Luxusgüter-Boom in China beschert Hermes Rekordergebnis

Eine Männertasche von Hermes: Nach Jahren schleppender Nachfrage haben die Verkäufe von Luxusgütern von Hermes 2017 in China kräftig angezogen. (Archiv)

Eine Männertasche von Hermes: Nach Jahren schleppender Nachfrage haben die Verkäufe von Luxusgütern von Hermes 2017 in China kräftig angezogen. (Archiv)
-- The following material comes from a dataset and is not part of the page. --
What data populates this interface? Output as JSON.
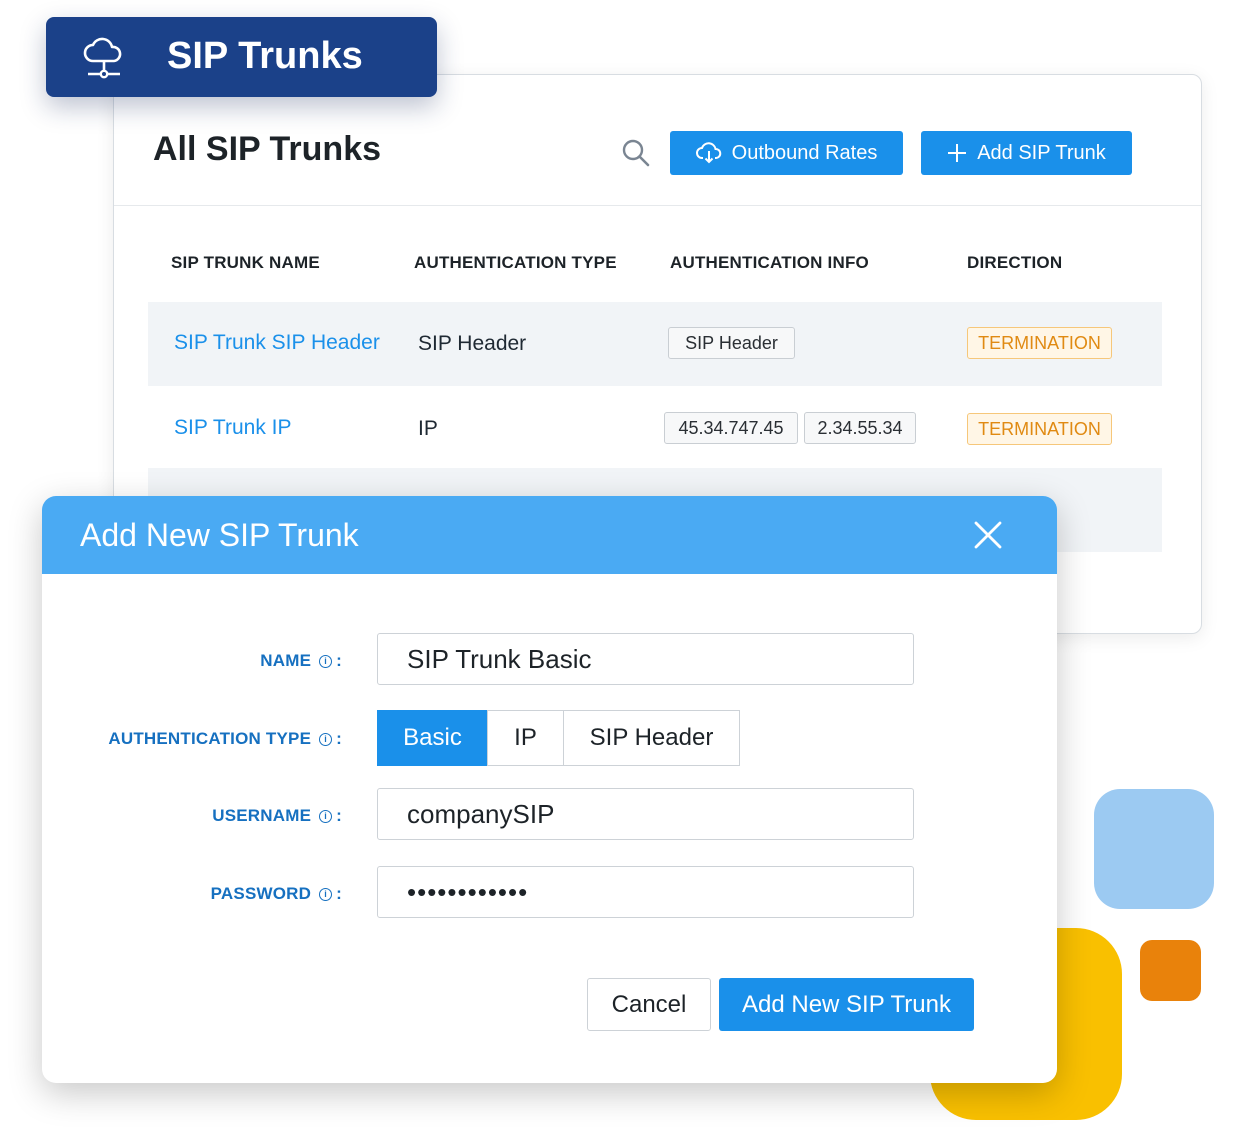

Der französische Hermes-Konzern hat von der stärkeren Nachfrage nach Luxusartikeln profitiert. Vor allem Käufer aus Asien hätten wieder mehr Geld ausgegeben und für ein Rekordergebnis gesorgt, teilte das Unternehmen am Mittwoch mit.

"Es war ein sehr gutes Jahr, das Wachstum war gesund und sehr profitabel", betonte Hermes-Chef Axel Dumas. Der positive Trend habe im laufenden Jahr weiter angehalten.

Nach Jahren schleppender Nachfrage sind die Verkäufe von Luxusgütern in China 2017 wieder so kräftig angezogen wie seit mehr als einem halben Jahrzehnt nicht mehr. Auch Rivalen wie LVMH und Gucci-Mutter Kering profitieren von dem Boom.

Der für seine teuren Handtaschen und Seidentücher bekannte Hermes-Konzern steigerte das operative Ergebnis um 13 Prozent auf 1,92 Milliarden Euro und erzielte im operativen Geschäft eine Rekord-Rendite von 34,6 Prozent. Unter dem Strich fiel der Gewinn mit 1,22 Milliarden Euro um elf Prozent höher aus.

Hermes kündigte mit einer Dividendenerhöhung auf 4,10 Euro pro Aktie zugleich eine Sonderausschüttung von fünf Euro je Anteilsschein an.